Chroniques

par michel slama

Georg Friedrich Händel
airs d’opéra

1 CD Linn Records (2014)
BKD 252
Le soprano Emma Bell chante onze airs d'opéra signés Händel

Linn Records nous propose aujourd’hui, dans ses rééditions echo, un récital du soprano britannique Emma Bell, consacré à Händel et enregistré en 2004. Après avoir emporté le Prix Kathleen Ferrier en 1988, cette chanteuse chouchou des Anglais possède un vaste répertoire, allant de Händel à Britten. Sur les plus grandes scènes du monde lyrique, elle a incarné les héroïnes les plus dramatiques. Mozart semble être son compositeur de prédilection, mais Emma Bell ne s’interdit pas Leonore de Fidelio (Beethoven), l’Agathe du Freischütz (Weber), l’Eva des Meistersinger von Nürnberg et l’Elsa de Lohengrin (Wagner), Mimi de La bohème (Puccini) et Madame Lidoine de Dialogues des carmélites (Poulenc).
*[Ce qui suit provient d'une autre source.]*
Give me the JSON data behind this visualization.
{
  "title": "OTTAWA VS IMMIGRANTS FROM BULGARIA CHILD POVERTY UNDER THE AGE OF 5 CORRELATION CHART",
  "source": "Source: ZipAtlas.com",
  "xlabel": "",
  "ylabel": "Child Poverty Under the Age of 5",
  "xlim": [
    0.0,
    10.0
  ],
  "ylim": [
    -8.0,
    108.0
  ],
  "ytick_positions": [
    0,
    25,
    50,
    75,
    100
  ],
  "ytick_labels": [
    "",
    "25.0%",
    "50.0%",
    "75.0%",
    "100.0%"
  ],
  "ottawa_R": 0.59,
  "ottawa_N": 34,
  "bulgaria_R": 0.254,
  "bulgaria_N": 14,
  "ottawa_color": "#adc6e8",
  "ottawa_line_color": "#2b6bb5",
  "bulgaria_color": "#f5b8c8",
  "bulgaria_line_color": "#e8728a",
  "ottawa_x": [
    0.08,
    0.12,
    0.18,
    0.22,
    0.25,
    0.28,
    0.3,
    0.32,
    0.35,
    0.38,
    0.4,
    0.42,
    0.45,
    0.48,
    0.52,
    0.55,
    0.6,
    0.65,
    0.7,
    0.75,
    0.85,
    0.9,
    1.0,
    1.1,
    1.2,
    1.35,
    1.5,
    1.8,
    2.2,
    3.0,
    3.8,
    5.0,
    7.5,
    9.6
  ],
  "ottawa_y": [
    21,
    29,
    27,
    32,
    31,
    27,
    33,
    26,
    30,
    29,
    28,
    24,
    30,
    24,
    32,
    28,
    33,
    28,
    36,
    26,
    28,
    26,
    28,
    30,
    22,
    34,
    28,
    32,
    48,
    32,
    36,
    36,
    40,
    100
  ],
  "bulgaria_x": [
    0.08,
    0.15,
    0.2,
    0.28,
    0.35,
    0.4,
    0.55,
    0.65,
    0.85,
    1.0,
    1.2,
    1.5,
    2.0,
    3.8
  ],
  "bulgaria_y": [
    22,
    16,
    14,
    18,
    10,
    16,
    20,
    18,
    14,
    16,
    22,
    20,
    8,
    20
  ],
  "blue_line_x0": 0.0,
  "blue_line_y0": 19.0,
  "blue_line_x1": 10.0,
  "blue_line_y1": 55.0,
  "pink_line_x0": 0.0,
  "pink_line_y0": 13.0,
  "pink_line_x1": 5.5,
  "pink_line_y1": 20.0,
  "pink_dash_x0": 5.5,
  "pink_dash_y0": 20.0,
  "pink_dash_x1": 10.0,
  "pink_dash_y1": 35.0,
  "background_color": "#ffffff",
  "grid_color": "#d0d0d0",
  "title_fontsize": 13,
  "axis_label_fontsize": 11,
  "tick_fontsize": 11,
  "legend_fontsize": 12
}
Hormis le présent récital, cette artiste a très peu enregistré : un programme Marx, Strauss et La petite renarde rusée de Janáček [lire notre critique du DVD].

C’est donc avec une certaine impatience qu’on attendait sa contribution à l’opéra händélien. Autant le dire tout de suite, la déception est de taille : la voix est ordinaire, semble très fatiguée et fâchée avec la justesse. Les aigus sont criés, les graves escamotés. Le style et les ornementations peu baroques frisent le mauvais goût. De plus, le Scottish Chamber Orchestra sur instruments modernes, dirigé par Richard Egarr placide et scolaire, ne fait rien pour l’aider.

Quelle idée de commencer par le pire avec le fameux Desterò dall’empia dite, extrait d’Amadigi [lire notre chronique du 28 mai 2008] ! L’air semble dépasser de loin les moyens de la cantatrice qui, fort sollicitée dans les aigus et les forte, s’avère tendue et essoufflée. On se souvient de Kiri Te Kanawa impériale et déchirante dans un récital entièrement consacré à Händel, The Sorceress, bande-son d’un film baroque paru il y a une vingtaine d’années chez Philips et dirigé de main de maître par Christopher Hogwood à la tête de son Academy of Ancient Music. Scherza in mar la navicella, extrait de Lotario [lire notre chronique du 15 juin 2005], est un océan d’ennui et de sérieux, comparé à ce qu’en fait Cecilia Bartoli dont c’est l’un des chevaux de bataille. Simplement passable est l’Orrida agli occhi miei d’Ariodante [lire nos chroniques du 14 mars et du 11 novembre 2007, du 23 mai 2011 et du 12 juillet 2014], avec des attaques curieuses et de laborieuses vocalises.

Les airs élégiaques sont plus acceptables, si l’auditeur averti oublie les grandes dames qui s’y sont illustrées. Si un peu d’émotion perce dans ce disque, c’est avec les deux airs de Rodelinda [lire notre chronique du 3 décembre 2011], Ombre, piante, urne funeste et Se'l mio duol non è sì forte, où notre cantatrice semble enfin à son aise dans les déplorations. Avec Sommi Dei et Barbaro, partirò de Radamisto [lire notre chronique du 6 février 2013], particulièrement dramatiques, elle retrouve des couleurs et une technique presque maîtrisée.

Pas de magie à attendre, en revanche, du célèbre Piangerò la sorte mia, extrait de Giulio Cesare in Egitto [lire notre chronique de la récente production toulonnaise]. Toute la malice de Cléopâtre est à rechercher ailleurs, Emma Bell et son chef la livrant au premier degré. De Rinaldo [lire nos critiques DVD des productions David Alden (Munich) et Robert Carsen (Glyndebourne), ainsi que nos chroniques du 21 mai (Sabine Hartmannshenn à Cologne) et du 27 mai 2011 (Louise Moaty à Lausanne)], il en va de même du très fréquenté Ah, crudel ! où l’ennui continue de régner, Emma Bell n’y faisant rien passer. Bilan : une voix peu phonogénique au service d’un récital inégal, malgré quelques passages émouvants à la durée un peu chiche (52’).